Tourists trying to make their own way out through Cairo airport have been blocked by widespread flight cancellations, with reports of "chaotic" scenes in the travel hub.

Most EU governments have urged people not to travel to Egypt. But so far only Bulgaria and Greece have begun to evacuate nationals in anticipation of worse to come. Azerbaijan, Canada, India, Iraq, Saudi Arabia, Turkey and the US have also begun evacuations, with the US set to fly people to Athens, Istanbul and Nicosia.

"As yet the situation has not reached the stage where we would necessarily be considering chartering planes and getting larger numbers out," a British foreign ministry spokesman told the BBC on Sunday.

The roll call of EU tourists currently in Egypt includes some 30,000 UK citizens, 15,000 Swedes, 10,000 French people, 3,500 Finns, 3,000 Dutch citizens, and 200 Bulgarians. Tourism accounts for some six percent of Egyptian GDP and one in eight jobs in the country.

In terms of international diplomacy, the leaders of France, Germany and the UK - the EU's three biggest foreign policy players - issued a joint statement on Saturday urging both protesters and Mr Mubarak to refrain from violence. "We urge President Mubarak to embark on a process of transformation which should be reflected in a broad-based government and in free and fair elections," the leaders said.

German foreign minister Guido Westerwelle told press in Berlin: "The German government stands by those who are calling for democracy and civil and human rights ... Nothing can return to the order of the day; nothing will be as it once was."

The EU institutions in Brussels issued three separate statements.

European Parliament President Jerzy Buzek put an accent on freedom of assembly and communication. "Internet services and phone lines need to be accessible to all," he said. EU Council President Herman Van Rompuy underlined the need to free political detainees and said he is "deeply troubled." EU foreign relations chief Catherine Ashton mostly urged "calm and restraint," adding that EU foreign ministers will discuss the situation at a scheduled meeting on Monday.

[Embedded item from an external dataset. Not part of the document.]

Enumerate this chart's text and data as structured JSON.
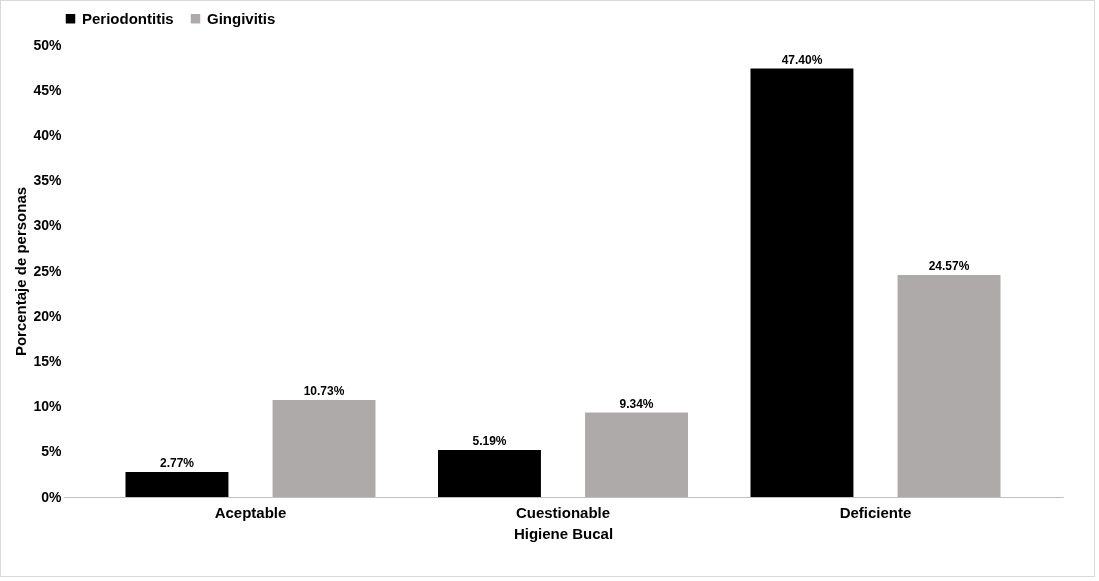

US President Barack Obama took broadly the same line as France, Germany and the UK. "There must be reform - political, social, and economic reforms that meet the aspirations of the Egyptian people ... ultimately the future of Egypt will be determined by the Egyptian people," he said.

China and Israel have so far stood out in siding with Mr Mubarak.

"We hope Egypt will return to social stability and normal order as soon as possible," Chinese foreign ministry spokesman Hong Lei said on Sunday. The authoritarian country's censorship machine has blocked news and online discussion of events in north Africa.

Israeli leaders have kept silent. But a senior Israeli official told the country's Haaretz daily that the West is making a mistake. "The Americans and the Europeans are being pulled along by public opinion and aren't considering their genuine interests," the official said. "Even if they are critical of Mubarak they have to make their friends feel that they're not alone. Jordan and Saudi Arabia see the reactions in the West, how everyone is abandoning Mubarak, and this will have very serious implications."

The Egyptian protests come in the wake of a popular revolution in Tunisia and similar protests in Algeria, Jordan and Yemen, with Syria also showing concern the movement could spread.

The new Tunisian foreign minister, Ahmed Abderraouf Ounais, is to meet with the EU's Ms Ashton in Brussels on Tuesday. The Yemeni foreign minister is also in Brussels on Wednesday.